Italians had been active in Democratic and Republican politics since the 1890s. By the 1920s Italians were moving increasingly toward New York's Democratic clubs. While businessman Generoso Pope emerged as a major Tammany Hall power broker, a young attorney from East Harlem, Salvatore Cotillo, was the first Italian elected to the New York State Assembly. In 1933 Italian voters made possible the election of fiery reform candidate Fiorello La Guardia as mayor of New York. The "Little Flower's" progressive mayoralty (1933-1945) transformed the civic life of New York City. New Yorkers also elected a progressive congressman of Italian descent, Vito Marcantonio, a La Guardia protege and an outspoken representative of East Harlem in the 1930s and 1940s, to represent them.

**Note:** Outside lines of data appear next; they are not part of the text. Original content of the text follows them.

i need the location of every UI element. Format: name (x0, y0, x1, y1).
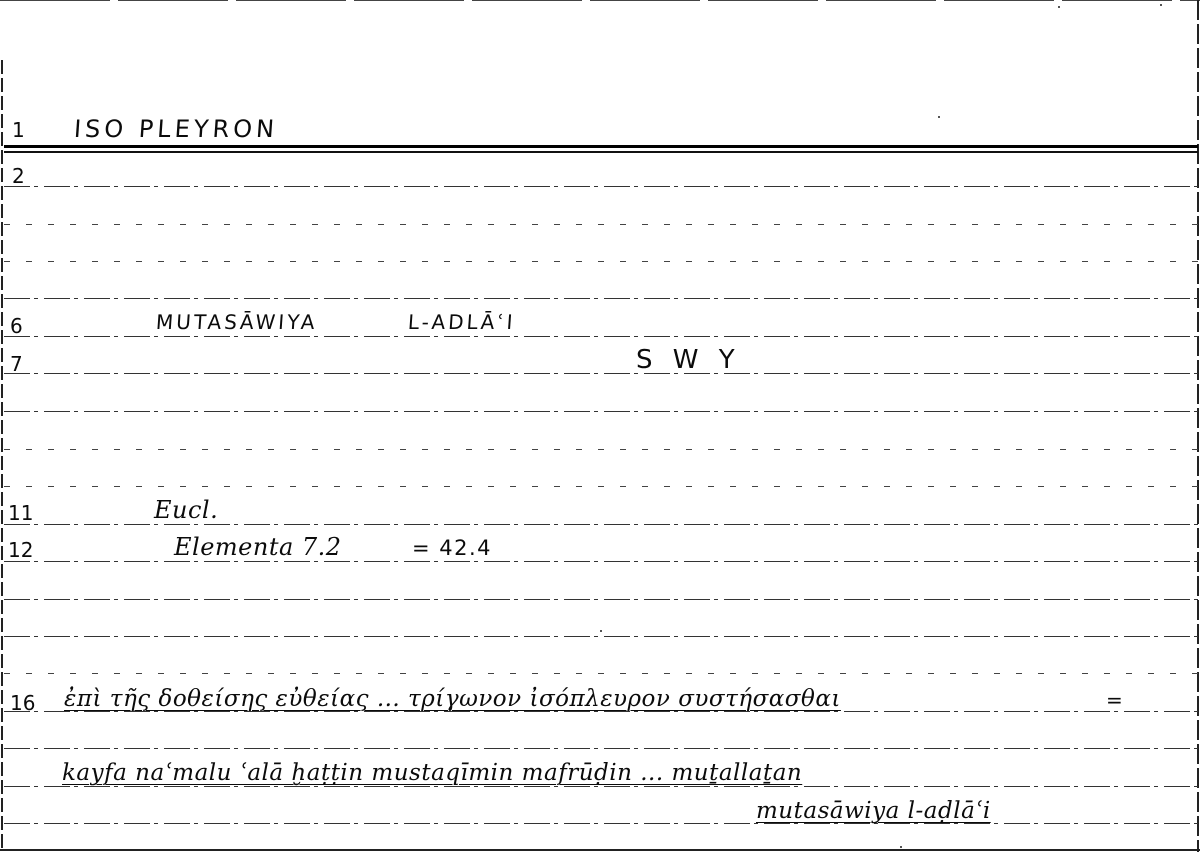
card-bottom-edge (0, 849, 1200, 851)
header-rule-bottom (4, 151, 1198, 153)
index-card: 1 ISO PLEYRON 2 6 MUTASĀWIYA L-ADLĀʿI 7 … (0, 0, 1200, 852)
card-left-edge (1, 60, 3, 850)
source-equivalence: = 42.4 (412, 538, 492, 559)
source-author: Eucl. (154, 498, 218, 522)
ruled-line-11 (4, 524, 1198, 525)
line-number-1: 1 (12, 120, 25, 140)
ruled-line-14 (4, 636, 1198, 637)
ruled-line-2 (4, 186, 1198, 187)
header-rule-top (4, 145, 1198, 148)
ruled-line-4 (4, 261, 1198, 262)
ruled-line-10 (4, 486, 1198, 487)
ruled-line-9 (4, 449, 1198, 450)
ruled-line-8 (4, 411, 1198, 412)
ruled-line-6 (4, 336, 1198, 337)
line-number-2: 2 (12, 166, 25, 186)
ruled-line-7 (4, 373, 1198, 374)
card-top-edge (0, 0, 1200, 1)
scan-speck (600, 630, 602, 632)
line-number-11: 11 (8, 503, 33, 523)
arabic-term-caps-2: L-ADLĀʿI (407, 312, 516, 332)
scan-speck (1160, 4, 1162, 6)
greek-passage: ἐπὶ τῆς δοθείσης εὐθείας ... τρίγωνον ἰσ… (64, 688, 841, 711)
arabic-root: S W Y (636, 347, 741, 373)
entry-title: ISO PLEYRON (73, 117, 279, 141)
arabic-transliteration-1: kayfa naʿmalu ʿalā ḫaṭṭin mustaqīmin maf… (62, 762, 802, 785)
scan-speck (938, 116, 940, 118)
line-number-12: 12 (8, 540, 33, 560)
ruled-line-15 (4, 673, 1198, 674)
arabic-transliteration-2: mutasāwiya l-aḍlāʿi (756, 800, 991, 823)
ruled-line-19 (4, 823, 1198, 824)
line-number-6: 6 (10, 316, 23, 336)
line-number-7: 7 (10, 354, 23, 374)
ruled-line-13 (4, 599, 1198, 600)
ruled-line-17 (4, 748, 1198, 749)
arabic-term-caps-1: MUTASĀWIYA (155, 312, 318, 332)
greek-equals: = (1106, 690, 1124, 710)
ruled-line-5 (4, 298, 1198, 299)
ruled-line-12 (4, 561, 1198, 562)
scan-speck (900, 846, 902, 848)
ruled-line-18 (4, 786, 1198, 787)
source-work: Elementa 7.2 (174, 535, 342, 559)
line-number-16: 16 (10, 693, 35, 713)
card-right-edge (1197, 0, 1199, 852)
ruled-line-3 (4, 224, 1198, 225)
scan-speck (1058, 6, 1060, 8)
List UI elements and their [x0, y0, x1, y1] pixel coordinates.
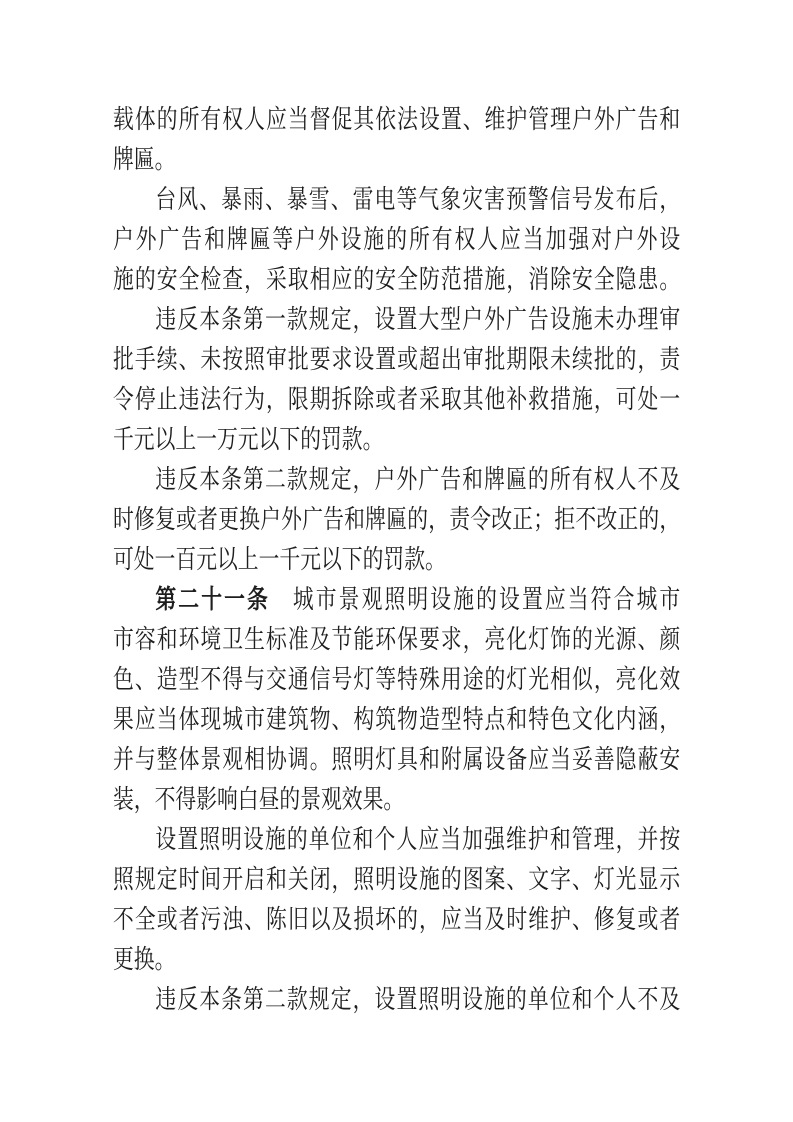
- text-line: 不全或者污浊、陈旧以及损坏的，应当及时维护、修复或者: [113, 900, 680, 940]
- text-line: 台风、暴雨、暴雪、雷电等气象灾害预警信号发布后，: [113, 180, 680, 220]
- text-line: 设置照明设施的单位和个人应当加强维护和管理，并按: [113, 820, 680, 860]
- text-line: 牌匾。: [113, 140, 680, 180]
- text-line: 千元以上一万元以下的罚款。: [113, 420, 680, 460]
- text-line: 色、造型不得与交通信号灯等特殊用途的灯光相似，亮化效: [113, 660, 680, 700]
- text-line: 违反本条第一款规定，设置大型户外广告设施未办理审: [113, 300, 680, 340]
- article-lead-text: 城市景观照明设施的设置应当符合城市: [270, 585, 680, 614]
- text-line: 更换。: [113, 940, 680, 980]
- text-line: 施的安全检查，采取相应的安全防范措施，消除安全隐患。: [113, 260, 680, 300]
- text-line: 第二十一条 城市景观照明设施的设置应当符合城市: [113, 580, 680, 620]
- document-page: 载体的所有权人应当督促其依法设置、维护管理户外广告和 牌匾。 台风、暴雨、暴雪、…: [0, 0, 793, 1122]
- text-line: 时修复或者更换户外广告和牌匾的，责令改正；拒不改正的，: [113, 500, 680, 540]
- document-text-block: 载体的所有权人应当督促其依法设置、维护管理户外广告和 牌匾。 台风、暴雨、暴雪、…: [113, 100, 680, 1020]
- text-line: 可处一百元以上一千元以下的罚款。: [113, 540, 680, 580]
- text-line: 市容和环境卫生标准及节能环保要求，亮化灯饰的光源、颜: [113, 620, 680, 660]
- text-line: 违反本条第二款规定，设置照明设施的单位和个人不及: [113, 980, 680, 1020]
- text-line: 令停止违法行为，限期拆除或者采取其他补救措施，可处一: [113, 380, 680, 420]
- text-line: 果应当体现城市建筑物、构筑物造型特点和特色文化内涵，: [113, 700, 680, 740]
- text-line: 装，不得影响白昼的景观效果。: [113, 780, 680, 820]
- text-line: 照规定时间开启和关闭，照明设施的图案、文字、灯光显示: [113, 860, 680, 900]
- text-line: 批手续、未按照审批要求设置或超出审批期限未续批的，责: [113, 340, 680, 380]
- text-line: 载体的所有权人应当督促其依法设置、维护管理户外广告和: [113, 100, 680, 140]
- article-number: 第二十一条: [155, 585, 270, 614]
- text-line: 违反本条第二款规定，户外广告和牌匾的所有权人不及: [113, 460, 680, 500]
- text-line: 户外广告和牌匾等户外设施的所有权人应当加强对户外设: [113, 220, 680, 260]
- text-line: 并与整体景观相协调。照明灯具和附属设备应当妥善隐蔽安: [113, 740, 680, 780]
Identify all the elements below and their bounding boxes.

At the turn of the century, anarchists, socialists and syndicalists were active in the Italian American community. By the early 1920s, when an Italian section of the Communist Party was formed, the Left began shifting its attention away from the struggle against capitalism to the new enemy-Fascism. Mussolini came to power in Italy in 1922. The following year anti-Fascists in New York organized the Anti-Fascist Alliance of North America. Carlo Tresca, who had been a leading labor organizer, became the acknowledged leader of the anti-Fascist movement.
In the years between the two world wars, Mussolini's Fascist dictatorship in Italy created political divisions in New York's Italian communities. The first Fascist organization in America was established in New York in 1921. Many Italians identified with the international prestige enjoyed by Fascist leader Benito Mussolini. Violent clashes between Blackshirts and anti-Fascists often took place, culminating in a battle at the Garibaldi-Meucci house on Staten Island in 1932.